A Futile And Stupid Gesture, Netflix’s new biopic about National Lampoon co-founder Doug Kenney, is essentially a who’s who of famous entertainers from the 1970s. The long tracking shots of cocaine-fueled parties and cocaine-fueled writers rooms are jam packed with actors portraying everyone from John Belushi to Paul Shaffer. But there’s one icon from that era that pops up so quickly most viewers probably missed him. We’re talking, of course, about Harry Crane.

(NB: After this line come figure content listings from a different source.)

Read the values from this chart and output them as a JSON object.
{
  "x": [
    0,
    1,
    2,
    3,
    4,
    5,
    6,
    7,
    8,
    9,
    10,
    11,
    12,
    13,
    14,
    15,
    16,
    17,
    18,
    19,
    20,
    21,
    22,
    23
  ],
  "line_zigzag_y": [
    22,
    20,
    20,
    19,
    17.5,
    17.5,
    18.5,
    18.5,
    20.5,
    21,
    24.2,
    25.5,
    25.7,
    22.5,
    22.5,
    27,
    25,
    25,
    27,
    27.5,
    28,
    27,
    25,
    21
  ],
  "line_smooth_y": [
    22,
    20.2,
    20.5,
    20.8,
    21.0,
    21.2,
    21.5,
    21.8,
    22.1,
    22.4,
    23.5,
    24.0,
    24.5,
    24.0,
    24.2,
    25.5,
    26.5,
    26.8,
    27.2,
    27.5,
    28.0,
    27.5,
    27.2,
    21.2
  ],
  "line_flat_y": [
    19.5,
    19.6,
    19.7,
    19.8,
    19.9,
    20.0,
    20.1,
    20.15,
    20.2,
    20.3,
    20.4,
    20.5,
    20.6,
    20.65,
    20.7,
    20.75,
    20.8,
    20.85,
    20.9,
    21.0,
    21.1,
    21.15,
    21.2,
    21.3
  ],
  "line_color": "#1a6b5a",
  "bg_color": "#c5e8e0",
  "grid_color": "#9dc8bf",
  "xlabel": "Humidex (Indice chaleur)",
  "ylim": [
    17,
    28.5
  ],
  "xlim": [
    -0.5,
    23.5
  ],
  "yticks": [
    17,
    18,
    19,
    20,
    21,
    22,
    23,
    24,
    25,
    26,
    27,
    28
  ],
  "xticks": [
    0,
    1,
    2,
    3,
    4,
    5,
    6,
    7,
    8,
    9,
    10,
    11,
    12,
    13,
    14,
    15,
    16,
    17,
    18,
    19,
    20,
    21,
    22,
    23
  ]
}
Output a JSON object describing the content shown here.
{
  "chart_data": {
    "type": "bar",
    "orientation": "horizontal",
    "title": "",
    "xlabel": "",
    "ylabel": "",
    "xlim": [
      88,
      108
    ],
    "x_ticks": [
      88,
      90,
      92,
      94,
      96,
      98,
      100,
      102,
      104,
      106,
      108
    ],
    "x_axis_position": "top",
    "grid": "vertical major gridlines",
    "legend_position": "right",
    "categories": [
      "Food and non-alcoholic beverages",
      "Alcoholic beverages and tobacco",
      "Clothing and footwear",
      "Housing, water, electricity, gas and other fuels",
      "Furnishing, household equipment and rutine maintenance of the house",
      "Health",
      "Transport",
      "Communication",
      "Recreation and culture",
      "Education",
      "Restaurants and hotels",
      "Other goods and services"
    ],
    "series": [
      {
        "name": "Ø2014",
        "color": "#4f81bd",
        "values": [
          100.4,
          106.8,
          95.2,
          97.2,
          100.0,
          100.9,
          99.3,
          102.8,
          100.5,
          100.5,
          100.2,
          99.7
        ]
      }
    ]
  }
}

Earlier this week, someone posted in the Mad Men subreddit about how, during one of the many party scenes in the film, a very Harry Crane-esque looking gentleman can be seen smoking in the background. As they note, the credits verify this:
This brief cameo only confirms what we all assumed when Netflix announced they were making a National Lampoon movie: It’s going to be an integral part of the forthcoming Mad Men cinematic universe, or MMCU.
The scene in question is set in the mid-1970s, which means it takes place after the events of the Mad Men finale. But the show ended with Harry spending the majority of his time in California, schmoozing television execs and securing deals for Sterling Cooper Draper Pryce. The swinging Harry Crane of this era would definitely be found at a National Lampoon party, no doubt trying to act much cooler than he actually was. Of course, his exact reasons for being there will likely be explored in the Don Draper solo feature that picks up right after Don’s meditation retreat and culminates in a post-credits sequence where an eye-patch wearing Ken Cosgrove tells him they’ve got to get the old advertising team back together.
And that’s just the start of Phase One.